客からそんな噂話を聞いた冒険者の店の主人は、その噂の真偽を確かめさせるべく、ケヴィンを現地に向かわせた。


だが・・・。


「おっかしいな〜?ここも別に怪物に荒らされたって感じじゃないよな?」

そう言ってケヴィンはぼりぼりと頭をかいた。


すでに収穫は済んでいるのだろう。
すっかり葉を落としたみかんの木々が寒々とした姿をさらしている。
だが、ぽつぽつと伐採跡の空き地はあるものの、木がなぎ倒されたり、何かが這いずり回ったりといった様子はまったく見つからない。

そんな村が、これでもう3つ目だった。
さらに奇妙な事に、これまでの2つの村では、畑を荒らす怪物の事など噂にすらなっていなかった。
これは、怪物が出ると言う話そのものがガセだったのかな?…ケヴィンはそんな疑いを抱き始めていた。

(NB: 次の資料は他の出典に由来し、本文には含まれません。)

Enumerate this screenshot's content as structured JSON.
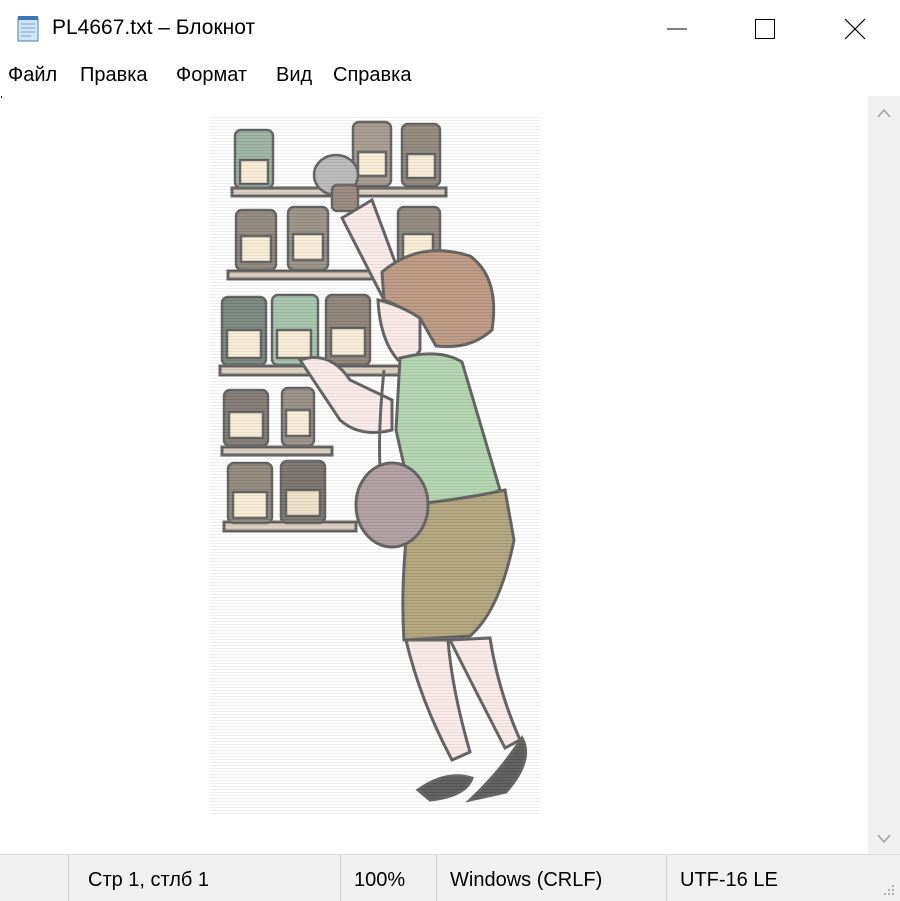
{
  "window": {
    "title": "PL4667.txt – Блокнот"
  },
  "menu": {
    "items": [
      "Файл",
      "Правка",
      "Формат",
      "Вид",
      "Справка"
    ]
  },
  "editor": {
    "content_description": "ASCII-art style illustration: a woman with brown hair, green top, olive skirt and shoulder bag reaching for jars on a spice shelf"
  },
  "status": {
    "position": "Стр 1, стлб 1",
    "zoom": "100%",
    "line_endings": "Windows (CRLF)",
    "encoding": "UTF-16 LE"
  },
  "icons": [
    "notepad-icon",
    "minimize-icon",
    "maximize-icon",
    "close-icon",
    "scroll-up-icon",
    "scroll-down-icon",
    "resize-grip-icon"
  ]
}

目をみかん畑から海岸の方に向けると、小さな集落があった。
海岸に沿って視線を動かすと、端の方にこれも小さな港があった。
港の傍には倉庫があり、見張りがいるのが遠目に見えた。


前の二つの村には港や倉庫といったものはなかった。
まして、見張りなど。


これで何もなかったらサギだよな。
そう考え、ケヴィンはなるべく木々の陰になりながら、ゆっくりと斜面を下り始めた。


日が沈み、辺りが薄暗くなる頃。

倉庫の裏手にたどり着いたケヴィンは、中の様子を伺おうとした。
しかし倉庫の裏手に唯一ある窓は高い位置にあり、ケヴィンの身長ではとても届きそうになかった。
なんとか中を覗こうと悪戦苦闘していると、足音が近づいて来た。
見張りに気づかれたのだろうか?


正面からは足音。
右手は倉庫の壁。
左手は障害物が何もなく、恐らく足音の主から丸見え。

ケヴィンは意を決すると、足音に背を向けるとまっすぐに走り出した。
目の前には海。
迷いなく、綺麗なフォームで飛び込んだ。


倉庫の表から回ってきた見張りは、しばらく周囲の様子を伺っていたが、やがて本来の持ち場に戻っていった。
見張りのつけている鎧は、彼がベイター卿配下の者である事を示していた。


一方その頃。
オランでは、今年は品薄らしいとの噂が流れたみかんの相場が上がり始めていた。